The club is always well represented in the Welsh National Championships each year, with several players having won Welsh titles. A large number of the club's members have won county titles and represent the county team at both Championship and Senior level.

The club plays in three local leagues:
- Cardiff & District Municipal League (Premier 1)
- Mid Glamorgan League (Division 1)
- Rhondda League (Division 1).
The club has won numerous league titles and league cup titles in these leagues.
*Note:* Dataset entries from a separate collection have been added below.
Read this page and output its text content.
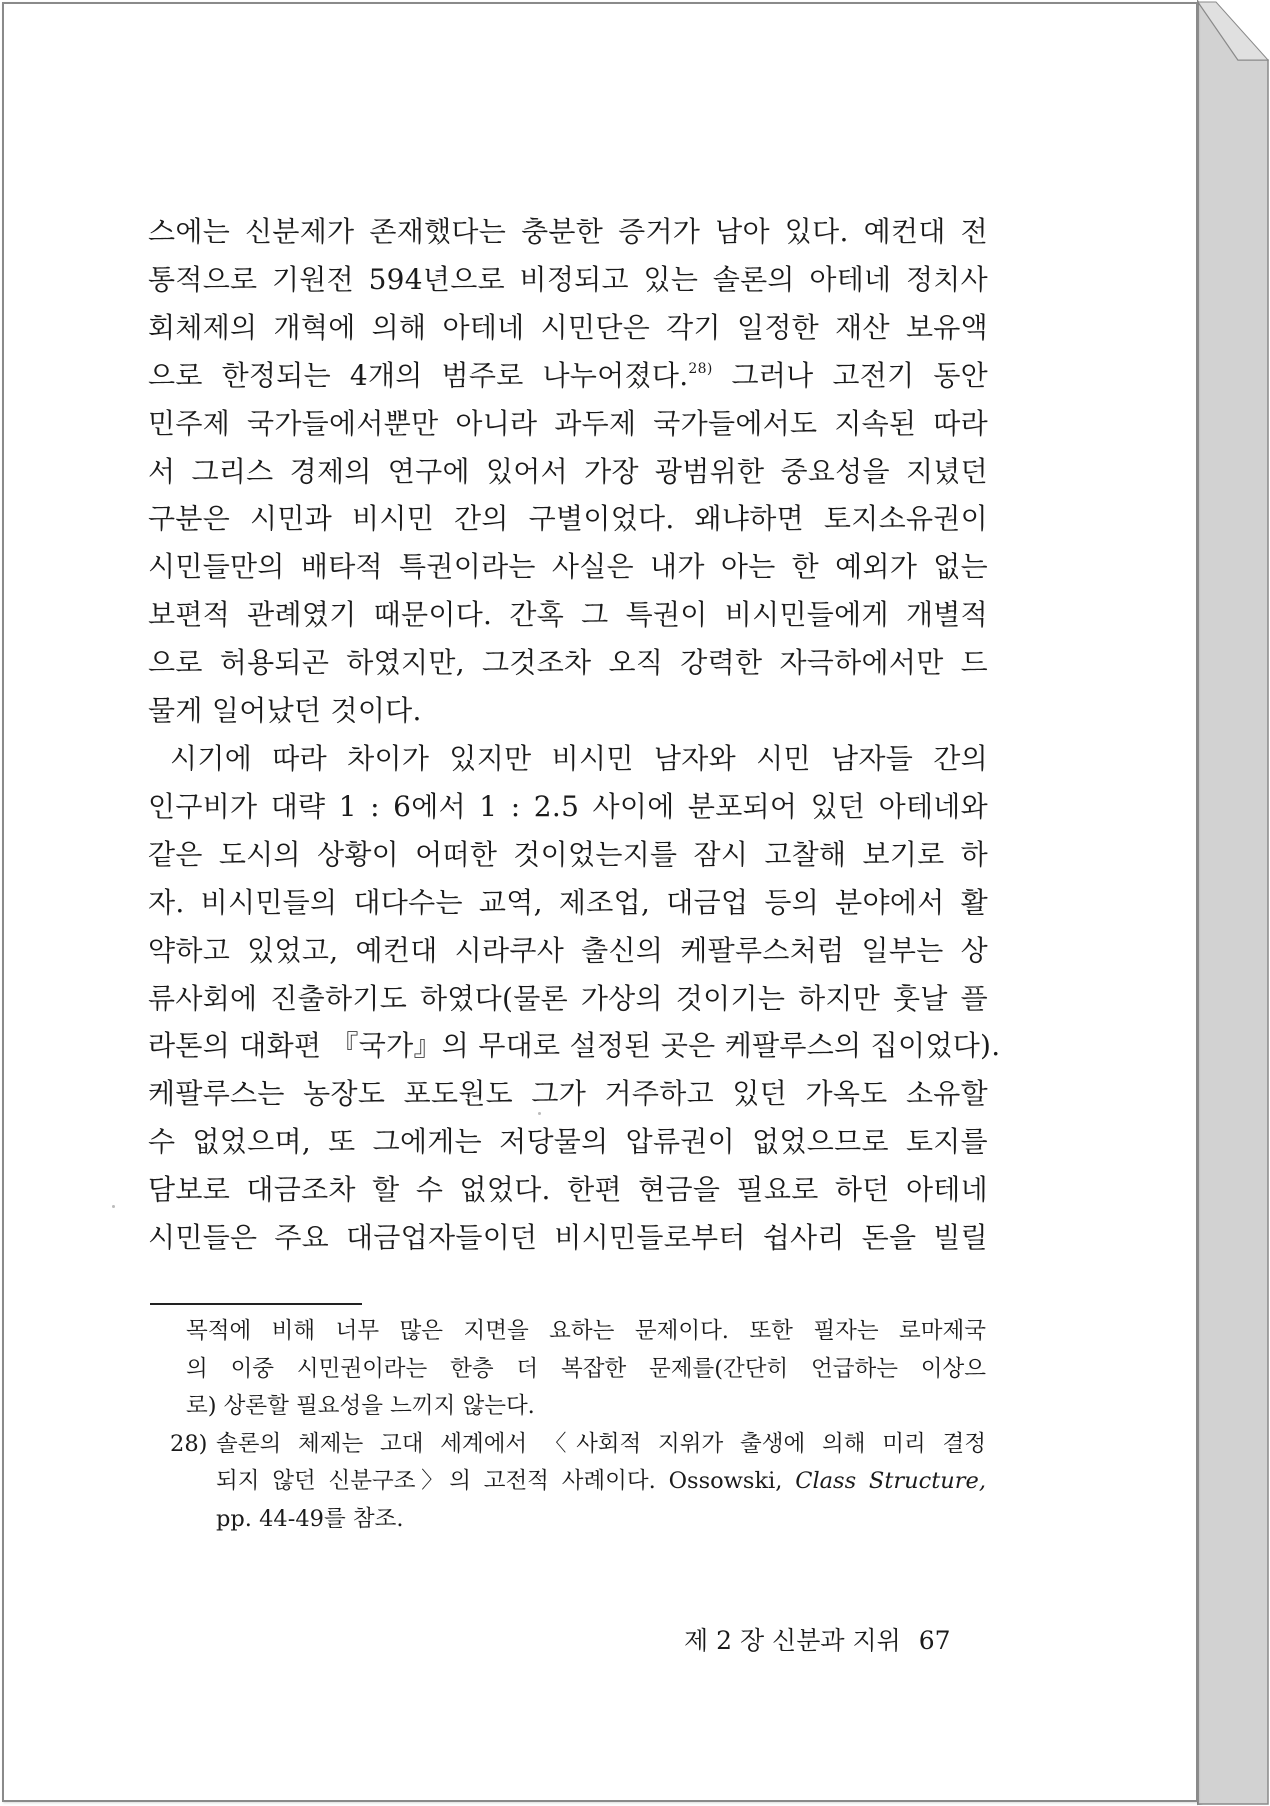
스에는 신분제가 존재했다는 충분한 증거가 남아 있다. 예컨대 전
통적으로 기원전 594년으로 비정되고 있는 솔론의 아테네 정치사
회체제의 개혁에 의해 아테네 시민단은 각기 일정한 재산 보유액
으로 한정되는 4개의 범주로 나누어졌다.$^{28)}$ 그러나 고전기 동안
민주제 국가들에서뿐만 아니라 과두제 국가들에서도 지속된 따라
서 그리스 경제의 연구에 있어서 가장 광범위한 중요성을 지녔던
구분은 시민과 비시민 간의 구별이었다. 왜냐하면 토지소유권이
시민들만의 배타적 특권이라는 사실은 내가 아는 한 예외가 없는
보편적 관례였기 때문이다. 간혹 그 특권이 비시민들에게 개별적
으로 허용되곤 하였지만, 그것조차 오직 강력한 자극하에서만 드
물게 일어났던 것이다.
시기에 따라 차이가 있지만 비시민 남자와 시민 남자들 간의
인구비가 대략 1 : 6에서 1 : 2.5 사이에 분포되어 있던 아테네와
같은 도시의 상황이 어떠한 것이었는지를 잠시 고찰해 보기로 하
자. 비시민들의 대다수는 교역, 제조업, 대금업 등의 분야에서 활
약하고 있었고, 예컨대 시라쿠사 출신의 케팔루스처럼 일부는 상
류사회에 진출하기도 하였다(물론 가상의 것이기는 하지만 훗날 플
라톤의 대화편 『국가』의 무대로 설정된 곳은 케팔루스의 집이었다).
케팔루스는 농장도 포도원도 그가 거주하고 있던 가옥도 소유할
수 없었으며, 또 그에게는 저당물의 압류권이 없었으므로 토지를
담보로 대금조차 할 수 없었다. 한편 현금을 필요로 하던 아테네
시민들은 주요 대금업자들이던 비시민들로부터 쉽사리 돈을 빌릴
목적에 비해 너무 많은 지면을 요하는 문제이다. 또한 필자는 로마제국
의 이중 시민권이라는 한층 더 복잡한 문제를(간단히 언급하는 이상으
로) 상론할 필요성을 느끼지 않는다.
28) 솔론의 체제는 고대 세계에서 〈사회적 지위가 출생에 의해 미리 결정
되지 않던 신분구조〉의 고전적 사례이다. Ossowski, Class Structure,
pp. 44-49를 참조.
제 2 장 신분과 지위 67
In December 2006, the Ferndale Skate Park was opened with indoor ramps and other equipment available to BMX riders, rollerbladers and skateboarders. The skate park began with the aim of improving the prospects of school leavers in the area, providing a "safe haven" from the influences of drugs and alcohol, and encouraging sports and healthy living. It later received National Lottery continuation funding as well as a Rhondda Trust grant to secure the future for three more years. However it closed in 2014.

== Notable people ==

- Stanley Baker (1928–1976), actor
- Brian Bedford (1933–2022), professional footballer who spent a majority of his career with Queens Park Rangers, was born in Ferndale.
- David "Alan" Evans (1949–1999), darts player
- Ginger Jones (1905–1986) Welsh featherweight champion boxer, was born in Ferndale.
- Roderick Jones (1910–1992), baritone
- Meirion James Trow (born 1949), author
- Bartholomew Walsh (1890 – 13 December 1959), Welsh trade unionist. Born in Ferndale.
- Edgar Watkins (1887–1960) Olympic Gymnast who competed at the 1908 Summer Olympics, was born in Ferndale.
- D. J. Williams (1885–1970), Welsh nationalist writer, worked as a teenager in local mines and lodged at 32 Dyffryn Street, around 1905.